Chapter 13

Question 1

Why does potential flow exist in inviscid, compressible, adiabatic, reversible flows when vorticity is initially zero?

Answer 1

Because taking the curl of the momentum equation shows that vorticity remains zero if it starts zero, so the velocity field can be written as the gradient of a potential.

Question 2

What is the form of the velocity field in compressible potential flow with zero vorticity upstream?

Answer 2

V = ∇φ, where φ is the velocity potential.

Question 3

How is the momentum equation integrated for compressible potential flow?

Answer 3

It gives ∂φ/∂t + V²/2 + h = h₀, where h₀ is constant in space for irrotational flow.

Question 4

For a perfect gas in steady compressible potential flow, how is temperature related to velocity?

Answer 4

T/T₀ = 1 − V²/(2h₀).

Question 5

What steady conservation equation determines the velocity potential?

Answer 5

∇·(ρ∇φ) = 0.

Question 6

How is density expressed using isentropic relations and the energy equation?

Answer 6

ρ/ρ₀ = (1 − V²/(2h₀))^{1/(γ−1)}.

Question 7

What nonlinear equation results when substituting ρ(V) into ∇·(ρ∇φ)=0?

Answer 7

∇·[∇φ (1−V²/(2h₀))^{1/(γ−1)}] = 0.

Question 8

What assumption leads to a simplified linear equation for compressible potential flow?

Answer 8

Moderate compressibility corrections, letting u and V ≈ upstream value U and dropping small higher-order terms.
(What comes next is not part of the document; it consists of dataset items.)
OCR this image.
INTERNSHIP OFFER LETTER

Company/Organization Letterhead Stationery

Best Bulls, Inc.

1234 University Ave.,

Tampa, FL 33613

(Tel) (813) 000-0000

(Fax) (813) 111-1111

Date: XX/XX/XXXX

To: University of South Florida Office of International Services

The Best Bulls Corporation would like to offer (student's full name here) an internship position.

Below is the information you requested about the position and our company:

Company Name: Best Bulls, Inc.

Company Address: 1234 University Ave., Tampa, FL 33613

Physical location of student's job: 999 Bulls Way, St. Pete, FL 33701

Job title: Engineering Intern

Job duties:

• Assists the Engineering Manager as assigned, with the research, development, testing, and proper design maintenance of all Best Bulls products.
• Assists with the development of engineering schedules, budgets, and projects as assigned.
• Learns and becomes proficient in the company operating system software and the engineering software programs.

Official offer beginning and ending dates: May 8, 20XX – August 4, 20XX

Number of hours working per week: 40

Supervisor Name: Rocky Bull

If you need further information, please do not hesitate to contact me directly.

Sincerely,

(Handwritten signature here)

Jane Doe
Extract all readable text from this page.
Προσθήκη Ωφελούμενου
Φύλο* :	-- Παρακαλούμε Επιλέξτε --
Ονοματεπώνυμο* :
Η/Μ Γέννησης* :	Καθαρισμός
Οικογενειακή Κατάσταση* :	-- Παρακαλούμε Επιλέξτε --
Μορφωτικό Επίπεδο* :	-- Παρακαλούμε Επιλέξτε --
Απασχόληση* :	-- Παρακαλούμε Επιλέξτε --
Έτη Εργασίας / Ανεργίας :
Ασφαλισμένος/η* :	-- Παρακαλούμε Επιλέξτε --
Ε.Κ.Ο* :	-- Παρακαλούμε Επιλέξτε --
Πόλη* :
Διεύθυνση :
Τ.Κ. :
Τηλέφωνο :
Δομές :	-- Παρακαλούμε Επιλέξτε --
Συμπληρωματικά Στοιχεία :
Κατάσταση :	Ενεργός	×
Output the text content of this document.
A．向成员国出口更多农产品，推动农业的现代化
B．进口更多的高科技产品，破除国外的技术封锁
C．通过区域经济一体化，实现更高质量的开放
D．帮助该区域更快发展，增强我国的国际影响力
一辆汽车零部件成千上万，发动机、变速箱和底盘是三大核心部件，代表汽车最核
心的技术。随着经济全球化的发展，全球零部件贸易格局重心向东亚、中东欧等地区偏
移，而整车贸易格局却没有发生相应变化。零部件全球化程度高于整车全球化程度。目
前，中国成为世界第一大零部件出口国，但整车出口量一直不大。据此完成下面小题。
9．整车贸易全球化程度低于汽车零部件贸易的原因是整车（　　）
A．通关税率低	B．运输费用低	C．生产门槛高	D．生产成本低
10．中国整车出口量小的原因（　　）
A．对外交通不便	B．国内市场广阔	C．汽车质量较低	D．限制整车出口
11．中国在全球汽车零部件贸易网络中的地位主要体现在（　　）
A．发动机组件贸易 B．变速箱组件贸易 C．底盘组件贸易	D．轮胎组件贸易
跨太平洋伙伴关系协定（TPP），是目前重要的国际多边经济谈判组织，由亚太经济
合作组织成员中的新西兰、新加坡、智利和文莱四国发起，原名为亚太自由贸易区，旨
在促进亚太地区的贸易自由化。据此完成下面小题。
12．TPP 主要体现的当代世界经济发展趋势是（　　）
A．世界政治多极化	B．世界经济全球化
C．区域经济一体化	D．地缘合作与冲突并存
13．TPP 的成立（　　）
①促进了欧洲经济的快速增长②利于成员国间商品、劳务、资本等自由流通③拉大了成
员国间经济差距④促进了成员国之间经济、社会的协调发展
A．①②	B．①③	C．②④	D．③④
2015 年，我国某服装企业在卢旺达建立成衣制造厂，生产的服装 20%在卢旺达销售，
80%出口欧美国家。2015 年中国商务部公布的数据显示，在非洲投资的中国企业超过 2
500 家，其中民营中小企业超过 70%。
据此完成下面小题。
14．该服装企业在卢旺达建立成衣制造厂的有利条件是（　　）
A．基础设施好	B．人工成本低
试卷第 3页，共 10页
velocity and pressure changes are small compared to the main flow

Question 9

What linearized equation is obtained before introducing Mach number?

Answer 9

φₓₓ + φᵧᵧ = 0, with a compressibility correction factor applied.

Question 10

What is the Prandtl–Glauert equation for subsonic compressible flow?

Answer 10

(1 − M²) φₓₓ + φᵧᵧ = 0.

Question 11

How does coordinate scaling reduce the Prandtl–Glauert equation to Laplace’s equation?

Answer 11

Use x’ = x / sqrt(1−M²), making the equation φₓ’ₓ’ + φᵧᵧ = 0.

Question 12

How does the Prandtl–Glauert factor affect lift coefficient predictions?

Answer 12

Lift is increased by 1 / sqrt(1−M²).

Question 13

Why does the Prandtl–Glauert approximation fail near M ≈ 1?

Answer 13

It predicts singular forces at M = 1 (Mach gets infinitely large at 1), but real forces remain finite; nonlinear transonic effects dominate.

Question 14

Why is potential flow theory often invalid in supersonic flows with strong or curved shocks?

Answer 14

Shocks are non-isentropic and curved shocks generate vorticity, violating potential flow assumptions.

Question 15

Why is the Prandtl–Glauert approximation not valid near stagnation points?

Answer 15

Because the linearized assumptions used break down there; however, the stagnation region contributes no lift.

because it relies on small disturbance theory, assuming flow velocity changes are small and linear, which is violated where flow dramatically slows to zero at the stagnation point.

Question 16

What is Prandtl-Glauert?

Answer 16

The Prandtl-Glauert (P-G) method linearizes compressible flow by assuming small perturbations (tiny changes in velocity/pressure) relative to a uniform inviscid flow, treating flow as steady, irrotational, and isentropic, and strictly keeping the free-stream Mach number well below 1, thereby simplifying nonlinear equations into a linear form for moderate subsonic speeds (up to ~0.8), but it breaks down near Mach 1 due to the Prandtl-Glauert singularity where nonlinearity becomes dominant.